Florence Febriani Susanto | Beautynesia
Jumat, 08 Aug 2025 20:00 WIB
Fearful Avoidant, Gaya Keterikatan Hubungan Unik yang Umum di Kalangan Gen Z
Fearful Avoidant/Foto: Freepik

Beauties, kamu pernah nggak, sih, merasa butuh kedekatan tapi juga takut disakiti? Mungkin kamu sering dekat dengan seseorang, tapi tiba-tiba menjauh tanpa alasan jelas? Kalau iya, bisa jadi kamu atau pasanganmu sedang mengalami gaya keterikatan hubungan yang dikenal sebagai fearful avoidant. Gaya ini makin banyak muncul di kalangan Gen Z, lho!

Kita tumbuh di era digital. Penuh cinta virtual, ghosting, overthinking, dan konsumsi cerita cinta dari TikTok, Netflix, atau YouTube. Tapi saat kita mulai membangun hubungan nyata, banyak dari kita justru bingung dan takut. Ingin dekat, tapi merasa tidak aman. Nah, di sinilah fearful avoidant jadi topik penting buat kamu pahami.

Mengenal Fearful Avoidant

Mengenal Fearful Avoidant/Foto: Freepik

Di antara berbagai gaya keterikatan hubungan, fearful avoidant dianggap paling rumit. Psikolog Dr. Sarah Hensley menjelaskan bahwa fearful avoidant kini jadi pola yang paling umum di kalangan dewasa muda.

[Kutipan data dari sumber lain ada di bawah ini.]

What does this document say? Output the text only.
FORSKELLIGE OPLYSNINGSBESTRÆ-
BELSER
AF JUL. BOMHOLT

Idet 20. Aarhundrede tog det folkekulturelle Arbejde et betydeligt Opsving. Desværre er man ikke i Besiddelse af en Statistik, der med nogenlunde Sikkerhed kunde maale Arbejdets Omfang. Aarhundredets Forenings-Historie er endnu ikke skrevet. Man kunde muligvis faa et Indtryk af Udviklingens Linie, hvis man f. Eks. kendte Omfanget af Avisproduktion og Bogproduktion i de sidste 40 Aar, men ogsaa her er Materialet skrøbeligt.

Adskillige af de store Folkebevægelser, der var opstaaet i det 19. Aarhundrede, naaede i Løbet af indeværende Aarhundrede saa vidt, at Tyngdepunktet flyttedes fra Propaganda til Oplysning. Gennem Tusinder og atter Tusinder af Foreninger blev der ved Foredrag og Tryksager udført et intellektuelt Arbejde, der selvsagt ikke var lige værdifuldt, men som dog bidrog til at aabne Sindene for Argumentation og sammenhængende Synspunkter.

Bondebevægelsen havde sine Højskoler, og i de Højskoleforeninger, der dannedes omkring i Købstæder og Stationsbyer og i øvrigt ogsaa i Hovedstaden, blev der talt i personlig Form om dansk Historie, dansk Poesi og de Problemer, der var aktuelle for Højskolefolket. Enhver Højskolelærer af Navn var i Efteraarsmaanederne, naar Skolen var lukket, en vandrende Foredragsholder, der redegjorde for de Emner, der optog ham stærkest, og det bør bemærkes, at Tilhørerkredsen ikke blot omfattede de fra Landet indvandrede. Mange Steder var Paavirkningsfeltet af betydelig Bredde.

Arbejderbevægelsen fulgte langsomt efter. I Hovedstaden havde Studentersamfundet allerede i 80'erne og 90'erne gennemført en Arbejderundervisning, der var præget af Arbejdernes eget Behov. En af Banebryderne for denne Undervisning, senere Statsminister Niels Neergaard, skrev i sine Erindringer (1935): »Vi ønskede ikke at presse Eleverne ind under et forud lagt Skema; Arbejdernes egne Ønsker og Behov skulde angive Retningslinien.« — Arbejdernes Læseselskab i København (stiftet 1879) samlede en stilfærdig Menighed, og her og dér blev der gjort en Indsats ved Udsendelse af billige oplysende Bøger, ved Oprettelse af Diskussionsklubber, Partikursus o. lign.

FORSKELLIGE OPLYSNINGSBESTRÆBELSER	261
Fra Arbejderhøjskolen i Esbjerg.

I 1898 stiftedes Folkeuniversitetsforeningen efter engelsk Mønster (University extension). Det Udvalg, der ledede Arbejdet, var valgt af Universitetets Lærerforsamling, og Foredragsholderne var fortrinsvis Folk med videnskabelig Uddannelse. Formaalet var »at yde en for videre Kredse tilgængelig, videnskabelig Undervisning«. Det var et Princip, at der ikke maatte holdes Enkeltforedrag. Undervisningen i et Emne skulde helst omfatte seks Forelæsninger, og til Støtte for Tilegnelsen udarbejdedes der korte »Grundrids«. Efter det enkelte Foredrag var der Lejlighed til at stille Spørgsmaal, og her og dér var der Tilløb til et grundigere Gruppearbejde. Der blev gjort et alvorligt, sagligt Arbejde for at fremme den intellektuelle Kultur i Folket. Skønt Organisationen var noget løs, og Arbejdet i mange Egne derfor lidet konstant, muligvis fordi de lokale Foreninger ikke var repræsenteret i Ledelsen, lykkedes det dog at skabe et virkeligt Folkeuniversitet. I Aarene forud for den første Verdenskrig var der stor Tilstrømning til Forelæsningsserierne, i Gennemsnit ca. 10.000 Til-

“Ini seperti roller coaster emosi. Hari ini ingin dekat, besok menghilang,” kata Hensley. Mereka mencintai dan takut dicintai pada waktu yang bersamaan.

Berbeda dari gaya hubungan secure, anxious, atau dismissive avoidant, fearful avoidant adalah campuran kacau dari semuanya. Gaya ini tampak seperti gabungan antara ingin dekat dan ingin menjauh dalam waktu yang hampir bersamaan. Hensley menyebut mereka bisa terlihat sangat hangat hari ini, lalu esoknya menghilang tanpa jejak. Intinya, bingung sendiri dengan emosinya.

Kalau kamu merasa cocok dengan deskripsi ini, jangan buru-buru menyalahkan diri. Gaya hubungan Gen Z yang seperti ini bukanlah “drama”, tapi pola psikologis yang dipengaruhi banyak hal sejak kecil. Penting untuk kamu pahami, bukan buat membenarkan perilaku, tapi untuk belajar mengelola hubungan dengan lebih sehat.

Penyebab Fearful Avoidant

Penyebab Fearful Avoidant/Foto: Freepik

Apa, sih, yang menyebabkan seseorang punya gaya fearful avoidant? Jawabannya adalah pengalaman masa kecil yang membentuk cara otak dan hati bekerja dalam hubungan. Nggak selalu harus trauma besar. Bisa jadi kamu tumbuh di rumah yang emosinya tidak stabil, atau punya orang tua yang cuek dan tidak hadir secara emosional.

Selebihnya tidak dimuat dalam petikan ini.